A first breakthrough towards the resolution of the paradox was achieved in 2013 at the IAC, when Luca Belluzzi and Javier Trujillo Bueno theoretically discovered a new mechanism through which linear polarization can be produced in the sodium D1 line without the need of population imbalances in the lower level of the D1 line. However, that important step given by these researchers was for the idealized case of a solar atmosphere model without magnetic fields.

Variation With Wavelength of Linear Polarization of Sunlight

Variation with wavelength of the linear polarization (Q/I) of sunlight across the solar sodium D1 and D2 spectral lines (left panel) and across D1 (right panel). The black curves indicate the observed signals (the measurements were carried out at IRSOL with the ZIMPOL instrument). The red and blue curves show the results of theoretical calculations carried out neglecting (red) and including (blue) magnetic fields. An excellent agreement between the observation and the theoretical modeling is obtained when assuming that the quiet regions (outside sunspots) of the solar chromosphere are permeated by a magnetic field of 15 gauss. Credit: IRSOL – IAC

In an article published on August 18, 2021, by Physical Review Letters, the prestigious scientific journal of the American Physical Society, Ernest Alsina Ballester, Luca Belluzzi, and Javier Trujillo Bueno show the solution to this intriguing paradox, which has puzzled solar physicists since 1998. As shown in figure 1, this team of researchers has been able to reproduce the enigmatic observations of the D1 line polarization, in the presence of magnetic fields in the gauss range. To achieve this result, it was necessary to carry out the most complete theoretical modeling of this polarization signal ever attempted, accounting for the joint action of very complex physical mechanisms. This required three years of work, carried out through a close cooperation between the Istituto Ricerche Solari (IRSOL) in Locarno-Monti (affiliated to the Università della Svizzera italiana) and the POLMAG group of the Instituto de Astrofísica de Canarias (IAC) in Tenerife.

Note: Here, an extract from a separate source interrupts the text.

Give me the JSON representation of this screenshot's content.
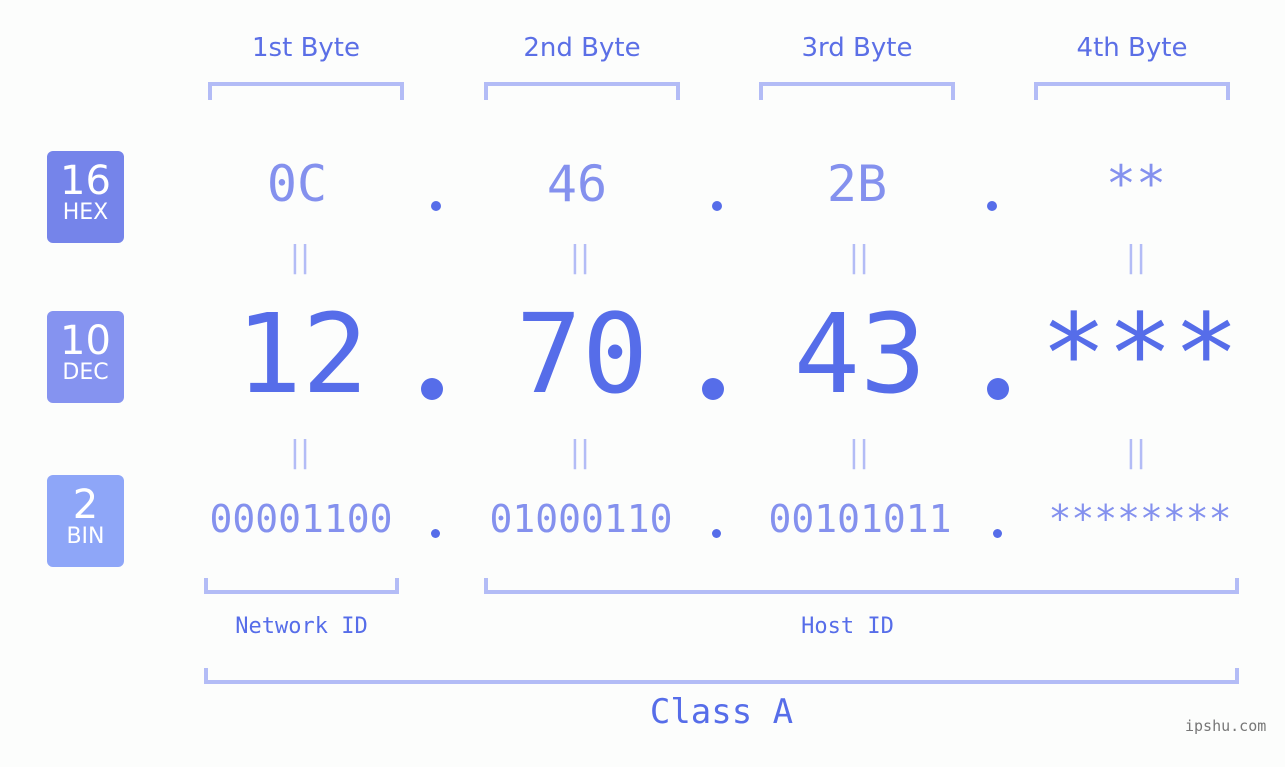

This result has very important consequences. Linear polarization signals, like the one observed in the D1 line of sodium, are extremely interesting because they encode unique information on the elusive magnetic fields present in the solar chromosphere. This key interface layer of the solar atmosphere, located between the underlying cooler photosphere and the overlying million-degree corona, is at the core of several enduring problems in solar physics, including the understanding and prediction of the eruptive phenomena that may strongly impact our technology-dependent society. The magnetic field is known to be the main driver of the spectacular dynamical activity of the solar chromosphere, but our empirical knowledge of its intensity and geometry is still largely unsatisfactory. The solution of the long-standing paradox of solar D1 line polarization proves the validity of the present quantum theory of spectral line polarization, and opens up a new window to explore the magnetism of the solar atmosphere in the present new era of large-aperture solar telescopes.

Reference: “Solving the Paradox of the Solar Sodium D1 Line Polarization” by Ernest Alsina Ballester, Luca Belluzzi and Javier Trujillo Bueno, 18 August 2021, Physical Review Letters.
DOI: 10.1103/PhysRevLett.127.081101

This research has received funding from the Swiss National Science Foundation (SNSF) through Grant 200021-175997 and from the European Research Council (ERC) under the European Union’s Horizon 2020 research and innovation programme (Advanced Grant agreement No. 742265).